Bonds and currencies: moderate movements

The bond markets remained relatively calm. European interest rates rose slightly, particularly in France, where political instability drove up risk premiums. US long-term interest rates fell slightly, resulting in modest positive returns for government bonds. Corporate bonds performed better, thanks to easing recession fears and tighter credit spreads. The US dollar has fallen by more than 11% since the beginning of this year, improving the competitive position of US exporters but depressing returns for European investors in dollars.

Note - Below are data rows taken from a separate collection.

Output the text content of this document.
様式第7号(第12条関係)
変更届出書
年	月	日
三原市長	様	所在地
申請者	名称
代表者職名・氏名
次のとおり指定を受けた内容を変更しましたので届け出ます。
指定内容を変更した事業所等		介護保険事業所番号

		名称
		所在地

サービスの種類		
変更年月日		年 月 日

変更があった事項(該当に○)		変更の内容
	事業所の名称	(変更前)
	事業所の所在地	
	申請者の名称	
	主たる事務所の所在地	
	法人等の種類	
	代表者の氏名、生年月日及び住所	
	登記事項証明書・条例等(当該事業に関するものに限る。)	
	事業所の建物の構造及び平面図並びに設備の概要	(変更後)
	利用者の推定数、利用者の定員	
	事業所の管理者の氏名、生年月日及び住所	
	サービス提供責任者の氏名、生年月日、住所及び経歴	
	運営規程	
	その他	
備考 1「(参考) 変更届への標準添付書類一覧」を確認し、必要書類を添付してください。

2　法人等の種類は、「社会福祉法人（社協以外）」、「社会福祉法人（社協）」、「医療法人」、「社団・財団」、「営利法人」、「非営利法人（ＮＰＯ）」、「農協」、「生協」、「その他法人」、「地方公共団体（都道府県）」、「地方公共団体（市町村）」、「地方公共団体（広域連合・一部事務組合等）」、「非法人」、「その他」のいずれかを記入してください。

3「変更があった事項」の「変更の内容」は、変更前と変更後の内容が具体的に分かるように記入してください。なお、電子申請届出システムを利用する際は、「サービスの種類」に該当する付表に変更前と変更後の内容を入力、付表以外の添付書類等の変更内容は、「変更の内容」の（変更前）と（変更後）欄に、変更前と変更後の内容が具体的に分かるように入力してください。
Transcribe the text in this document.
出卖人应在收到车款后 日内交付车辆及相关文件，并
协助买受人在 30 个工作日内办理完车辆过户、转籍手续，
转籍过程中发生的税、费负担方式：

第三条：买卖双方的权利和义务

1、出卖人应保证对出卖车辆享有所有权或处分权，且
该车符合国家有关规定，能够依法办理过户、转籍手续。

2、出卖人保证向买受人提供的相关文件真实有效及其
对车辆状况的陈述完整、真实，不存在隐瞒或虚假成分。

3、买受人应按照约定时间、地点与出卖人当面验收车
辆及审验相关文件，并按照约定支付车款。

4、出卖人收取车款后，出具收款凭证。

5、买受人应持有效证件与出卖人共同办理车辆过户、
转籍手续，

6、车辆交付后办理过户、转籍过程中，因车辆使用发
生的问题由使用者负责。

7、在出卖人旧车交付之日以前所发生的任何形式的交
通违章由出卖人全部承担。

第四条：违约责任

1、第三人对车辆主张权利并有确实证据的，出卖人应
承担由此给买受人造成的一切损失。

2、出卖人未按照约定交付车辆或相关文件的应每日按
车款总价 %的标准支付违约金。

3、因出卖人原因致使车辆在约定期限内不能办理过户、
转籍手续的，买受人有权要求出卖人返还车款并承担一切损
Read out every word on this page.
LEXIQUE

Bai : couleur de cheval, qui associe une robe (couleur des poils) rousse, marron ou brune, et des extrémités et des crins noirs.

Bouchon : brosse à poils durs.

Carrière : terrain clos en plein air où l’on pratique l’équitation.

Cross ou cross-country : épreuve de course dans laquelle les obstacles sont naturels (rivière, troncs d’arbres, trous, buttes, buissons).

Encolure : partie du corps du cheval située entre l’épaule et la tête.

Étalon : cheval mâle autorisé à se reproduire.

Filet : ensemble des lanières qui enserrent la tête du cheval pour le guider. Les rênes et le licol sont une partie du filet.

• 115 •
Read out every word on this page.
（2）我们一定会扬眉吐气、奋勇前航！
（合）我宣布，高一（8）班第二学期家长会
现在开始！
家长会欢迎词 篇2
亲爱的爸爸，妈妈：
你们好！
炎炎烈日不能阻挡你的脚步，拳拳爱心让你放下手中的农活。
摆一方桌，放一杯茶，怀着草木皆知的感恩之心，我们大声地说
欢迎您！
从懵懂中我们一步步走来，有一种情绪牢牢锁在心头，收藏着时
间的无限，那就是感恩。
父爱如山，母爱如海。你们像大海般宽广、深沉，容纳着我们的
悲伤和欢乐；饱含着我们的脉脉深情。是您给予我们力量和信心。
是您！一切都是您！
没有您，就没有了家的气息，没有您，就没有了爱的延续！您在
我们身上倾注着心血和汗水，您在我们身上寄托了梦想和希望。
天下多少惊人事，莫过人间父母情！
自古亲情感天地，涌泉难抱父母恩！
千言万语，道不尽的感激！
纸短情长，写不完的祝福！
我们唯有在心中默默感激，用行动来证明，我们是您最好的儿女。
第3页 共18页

ProfitShield: stable returns in euphoric markets

In this predominantly positive climate, ProfitShield delivered a return of +3.36% in the third quarter (July –0.24%, August +2.09%, September +1.49%). This means that the strategy remained well within its target: stable growth with limited fluctuations. The buffers did their job; volatility remained low, even during interim corrections at the end of July and mid-August. For the whole of 2025 up to and including September, ProfitShield's total return was +6.82%.

ProfitShield is designed to bring calm to markets that are often overly driven by emotion. While investors were swept up in AI hype and interest rate expectations, ProfitShield remained focused on preservation and controlled growth. The combination of buffer ETFs with predetermined protection levels and return caps once again ensured a controlled risk profile.

Outlook: cautious optimism

Historically, the fourth quarter is often the strongest period of the year for equities. Markets are entering the final quarter with confidence, supported by more accommodative monetary policy. However, the risk of disappointment is increasing: valuations are high and geopolitical tensions remain latent.

ProfitShield therefore remains defensively positioned, with an emphasis on broad protection and diversification across sectors and regions. This makes the system a reliable anchor strategy, not only for generating returns, but above all for maintaining peace of mind, even if the markets take another downturn.